Posted by La rédaction on 22 août 2011
Au terme de l’analyse de la naissance et du fonctionnement de la Mutuelle des Motards, il nous appartient d’analyser les prestations qu’elle fournit. En effet, la Mutuelle des Motards est essentiellement impliquée sur le marché de l’assurance moto du fait de sa constitution historique mais a depuis engagé un processus de diversification. Toutefois, la commercialisation de contrats d’assurance moto reste l’activité principale de cet organisme mutualiste qui dépend directement des dispositions du Code de la Mutualité. Or, il convient d’avoir conscience que la distribution de contrats d’assurance moto selon une logique mutualiste est assez différente de celle effectuée par les compagnies d’assurance car ces dernières doivent rendre des comptes après d’actionnaires plus ou moins pressants. Il est en revanche fondamental de ne pas s’inscrire dans une approche caricaturale des différentes existantes entre les assureurs mutualistes et les assureurs traditionnels car les prestations assurantielles sont quasiment similaires. Cependant dans le cadre notamment de la distribution de contrats d’assurance moto, les différences résident essentiellement dans la dynamique assurantielle poursuivie.
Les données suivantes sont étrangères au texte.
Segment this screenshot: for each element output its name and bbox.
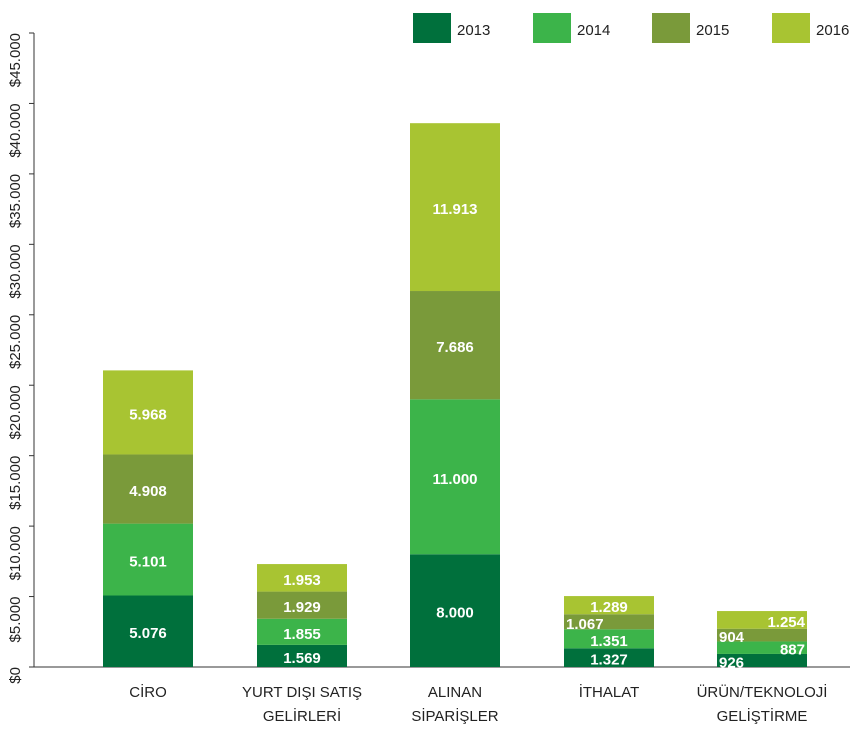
- value-label: 4.908: [129, 483, 167, 500]
- y-tick-label: $30.000: [7, 244, 24, 298]
- value-label: 1.855: [283, 626, 321, 643]
- value-label: 926: [719, 654, 744, 671]
- legend-swatch: [652, 13, 690, 43]
- bar-segment: [103, 370, 193, 455]
- x-tick-label: ÜRÜN/TEKNOLOJİ: [697, 683, 828, 701]
- y-tick-label: $20.000: [7, 385, 24, 439]
- value-label: 7.686: [436, 339, 474, 356]
- value-label: 1.569: [283, 650, 321, 667]
- y-tick-label: $0: [7, 667, 24, 684]
- value-label: 1.067: [566, 616, 604, 633]
- bar-segment: [564, 629, 654, 649]
- y-tick-label: $15.000: [7, 456, 24, 510]
- legend-swatch: [413, 13, 451, 43]
- bar-segment: [564, 648, 654, 667]
- bar-segment: [410, 291, 500, 400]
- value-label: 1.929: [283, 599, 321, 616]
- legend-label: 2016: [816, 22, 849, 39]
- y-tick-label: $40.000: [7, 103, 24, 157]
- bar-segment: [257, 591, 347, 619]
- bar-segment: [717, 641, 807, 654]
- bar-segment: [103, 523, 193, 596]
- legend-label: 2013: [457, 22, 490, 39]
- y-tick-label: $5.000: [7, 597, 24, 643]
- value-label: 5.076: [129, 625, 167, 642]
- value-label: 11.913: [432, 201, 477, 218]
- value-label: 1.953: [283, 572, 321, 589]
- x-tick-label: İTHALAT: [579, 683, 640, 701]
- bar-segment: [717, 611, 807, 629]
- y-tick-label: $35.000: [7, 174, 24, 228]
- x-tick-label: YURT DIŞI SATIŞ: [242, 684, 362, 701]
- legend-label: 2015: [696, 22, 729, 39]
- x-tick-label: ALINAN: [428, 684, 482, 701]
- x-tick-label: GELİŞTİRME: [717, 707, 808, 725]
- y-tick-label: $45.000: [7, 33, 24, 87]
- bar-segment: [103, 454, 193, 524]
- bar-segment: [564, 614, 654, 630]
- y-tick-label: $10.000: [7, 526, 24, 580]
- value-label: 1.327: [590, 652, 628, 669]
- value-label: 1.254: [767, 614, 805, 631]
- bar-segment: [564, 596, 654, 615]
- value-label: 1.289: [590, 599, 628, 616]
- bar-segment: [410, 399, 500, 555]
- bar-segment: [257, 618, 347, 645]
- value-label: 1.351: [590, 633, 628, 650]
- x-tick-label: CİRO: [129, 683, 167, 701]
- value-label: 904: [719, 629, 745, 646]
- legend-swatch: [533, 13, 571, 43]
- bar-segment: [103, 595, 193, 667]
- bar-segment: [257, 644, 347, 667]
- value-label: 8.000: [436, 605, 474, 622]
- x-tick-label: GELİRLERİ: [263, 707, 341, 725]
- legend-swatch: [772, 13, 810, 43]
- legend-label: 2014: [577, 22, 610, 39]
- bar-segment: [410, 554, 500, 667]
- value-label: 5.101: [129, 554, 167, 571]
- value-label: 5.968: [129, 406, 167, 423]
- value-label: 11.000: [432, 471, 477, 488]
- bar-segment: [410, 123, 500, 292]
- x-tick-label: SİPARİŞLER: [411, 707, 498, 725]
- bar-segment: [717, 653, 807, 667]
- y-tick-label: $25.000: [7, 315, 24, 369]
- value-label: 887: [780, 642, 805, 659]
- bar-segment: [257, 564, 347, 592]
- bar-segment: [717, 628, 807, 642]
En effet, la Mutuelle des Motards dépasse très largement son rôle d’assureur et s’efforce de continuellement défendre les intérêts des motards sur le territoire hexagonal. En outre pour en revenir aux prestations proprement dîtes de cet assureur mutualiste, « la Mutuelle des Motards conçoit et propose des offres d’assurance «prévention comprise» destinées aux conducteurs de 2-roues, quels que soient leur âge, leur expérience, le type de moto qu’ils conduisent et l’usage qu’ils en font. Forte de sa connaissance du marché du 2-roues et de son statut de leader technique de l’assurance deux-roues, la Mutuelle propose, en 2009, une nouvelle offre moto, plus simple, plus lisible et avec des formules plus étendues ». En conséquence s’il ne s’agit pas de porter un jugement sur les prestations assurantielles proposées par la Mutuelle des Motards, il nous appartient en revanche de souligner à quel point elle est utile au développement de la protection globale des motards sur les routes hexagonales. En effet, cette cause est tout à fait légitime au regard de la mortalité accrue des motards en France et même en Europe. Or, la Mutuelle des Motards se bat quotidiennement pour améliorer les infrastructures routières dans l’optique de la sécurisation optimale des motards.